Craft brewing adventures of the smallest variety.

What's got two thumbs and likes beer? This guy. Home brewing is a lot of work, but it is fun and rewarding to make the beer that you drink. And sharing means caring. Here you'll be able to learn all about my brewing exploits.


 

Follow my forays into fermentation.

Brew days, bottling days, and bongo drums. It's all here. Find out what I'm planning, brewing, and drinking.



Atwood Brown Ale.
(Primary Fermentation)
OG: 1.051
IBU: 33.9
ABV: 4.9%
The original recipe formulated by my WBMC 4th place finishing beard. The perfect amount of earthy, herbal, bitterness from the hops to match the smooth, lightly roasted, maltiness.
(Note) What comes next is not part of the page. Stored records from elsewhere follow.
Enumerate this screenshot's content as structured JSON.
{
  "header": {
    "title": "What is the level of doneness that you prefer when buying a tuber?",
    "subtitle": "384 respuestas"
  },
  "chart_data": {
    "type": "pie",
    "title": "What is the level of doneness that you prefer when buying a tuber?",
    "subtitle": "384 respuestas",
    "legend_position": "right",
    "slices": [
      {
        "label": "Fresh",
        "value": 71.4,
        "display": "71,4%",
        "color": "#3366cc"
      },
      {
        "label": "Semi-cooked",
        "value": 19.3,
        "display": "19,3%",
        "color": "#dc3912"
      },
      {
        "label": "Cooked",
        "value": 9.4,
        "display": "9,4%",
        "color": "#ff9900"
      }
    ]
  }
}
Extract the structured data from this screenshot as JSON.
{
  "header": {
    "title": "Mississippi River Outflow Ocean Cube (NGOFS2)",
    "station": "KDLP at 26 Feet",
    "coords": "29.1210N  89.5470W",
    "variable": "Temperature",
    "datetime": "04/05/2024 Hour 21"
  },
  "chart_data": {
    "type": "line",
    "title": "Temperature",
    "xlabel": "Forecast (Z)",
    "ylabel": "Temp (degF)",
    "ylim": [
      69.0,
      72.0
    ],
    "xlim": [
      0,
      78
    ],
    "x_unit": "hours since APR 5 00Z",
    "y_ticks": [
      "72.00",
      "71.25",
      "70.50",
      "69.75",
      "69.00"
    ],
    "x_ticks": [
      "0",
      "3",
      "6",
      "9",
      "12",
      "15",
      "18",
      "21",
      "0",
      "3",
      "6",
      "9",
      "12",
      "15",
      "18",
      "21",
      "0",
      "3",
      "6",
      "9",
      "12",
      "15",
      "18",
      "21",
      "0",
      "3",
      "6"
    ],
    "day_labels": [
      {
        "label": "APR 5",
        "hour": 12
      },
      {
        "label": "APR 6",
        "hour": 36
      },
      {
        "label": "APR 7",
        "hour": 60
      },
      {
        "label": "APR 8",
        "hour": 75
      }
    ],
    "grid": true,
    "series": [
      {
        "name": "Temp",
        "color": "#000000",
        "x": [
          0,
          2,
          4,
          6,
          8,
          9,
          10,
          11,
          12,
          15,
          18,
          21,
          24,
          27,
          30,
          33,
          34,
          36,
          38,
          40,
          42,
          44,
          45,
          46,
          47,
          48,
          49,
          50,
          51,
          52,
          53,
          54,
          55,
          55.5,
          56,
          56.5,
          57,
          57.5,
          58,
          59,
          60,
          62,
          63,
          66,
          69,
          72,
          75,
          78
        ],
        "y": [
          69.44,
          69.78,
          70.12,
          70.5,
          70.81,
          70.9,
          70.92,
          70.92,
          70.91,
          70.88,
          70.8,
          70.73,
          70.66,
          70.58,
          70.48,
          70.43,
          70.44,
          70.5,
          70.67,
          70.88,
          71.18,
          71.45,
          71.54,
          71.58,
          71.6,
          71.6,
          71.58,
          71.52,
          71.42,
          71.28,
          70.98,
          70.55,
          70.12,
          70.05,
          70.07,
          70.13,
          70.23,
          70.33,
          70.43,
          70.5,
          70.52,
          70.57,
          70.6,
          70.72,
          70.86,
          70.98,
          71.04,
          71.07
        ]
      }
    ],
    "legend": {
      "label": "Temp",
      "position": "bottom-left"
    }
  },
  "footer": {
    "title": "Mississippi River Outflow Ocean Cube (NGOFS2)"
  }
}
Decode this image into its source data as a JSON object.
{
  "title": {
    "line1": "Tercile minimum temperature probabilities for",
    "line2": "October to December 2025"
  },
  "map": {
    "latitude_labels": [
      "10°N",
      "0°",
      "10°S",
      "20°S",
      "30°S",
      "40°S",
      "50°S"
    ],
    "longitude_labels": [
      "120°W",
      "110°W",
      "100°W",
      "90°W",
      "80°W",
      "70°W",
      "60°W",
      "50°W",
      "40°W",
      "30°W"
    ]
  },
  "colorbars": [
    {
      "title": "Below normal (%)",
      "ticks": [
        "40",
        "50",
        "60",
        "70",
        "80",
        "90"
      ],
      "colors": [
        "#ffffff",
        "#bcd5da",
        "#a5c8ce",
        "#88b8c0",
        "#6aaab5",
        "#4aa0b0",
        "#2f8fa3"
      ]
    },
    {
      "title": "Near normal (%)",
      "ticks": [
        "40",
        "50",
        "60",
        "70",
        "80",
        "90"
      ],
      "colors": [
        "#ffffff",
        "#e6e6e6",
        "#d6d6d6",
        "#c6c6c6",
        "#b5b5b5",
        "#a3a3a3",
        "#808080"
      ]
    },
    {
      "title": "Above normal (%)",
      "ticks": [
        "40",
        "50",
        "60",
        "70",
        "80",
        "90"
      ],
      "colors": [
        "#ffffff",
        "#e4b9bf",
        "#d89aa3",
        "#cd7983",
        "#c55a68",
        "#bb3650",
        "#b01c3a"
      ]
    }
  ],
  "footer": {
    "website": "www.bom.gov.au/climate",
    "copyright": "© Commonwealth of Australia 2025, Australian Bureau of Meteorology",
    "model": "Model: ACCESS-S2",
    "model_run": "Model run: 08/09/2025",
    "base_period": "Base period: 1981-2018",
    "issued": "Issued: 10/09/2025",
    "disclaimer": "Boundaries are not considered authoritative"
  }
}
Simply put, it's creamy, well balanced, darkness.


Vienna Steamer.
(On Tap)
OG: 1.049
IBU: 27.6
ABV: 5.2%
Inspired by Germans, Austrians, and silly Americans who brew beer in the Spring to drink out of giant steins at harvest time (all while wearing lederhosen), and washing machine millionaires who spend their family fortunes saving dilapidated breweries and brewing the first true American beer style. This beer was brewed in May, fermented by rogue, Californian, lager yeast that love ale temperatures, lagered for four months, and finally tapped and served with sausage, potatoes and cabbage. Consider this my delicious ode to Oktoberfest and Fritz Maytag.


Scottish Lodge Ale.
(Conditioning)
OG: 1.080
IBU: 30.7
ABV: 8.0%
Named for the infamous Ferndale motel, Scottish Lodge Ale plunges you into Whatcom County's seedy underbelly by way of complex caramel, toffee, herbal, and slight fruit flavors that float on top of a smokey, biscuity, Scotch undertone, finishing with a gentle alcohol burn. This is pretty much the greatest thing I have ever brewed.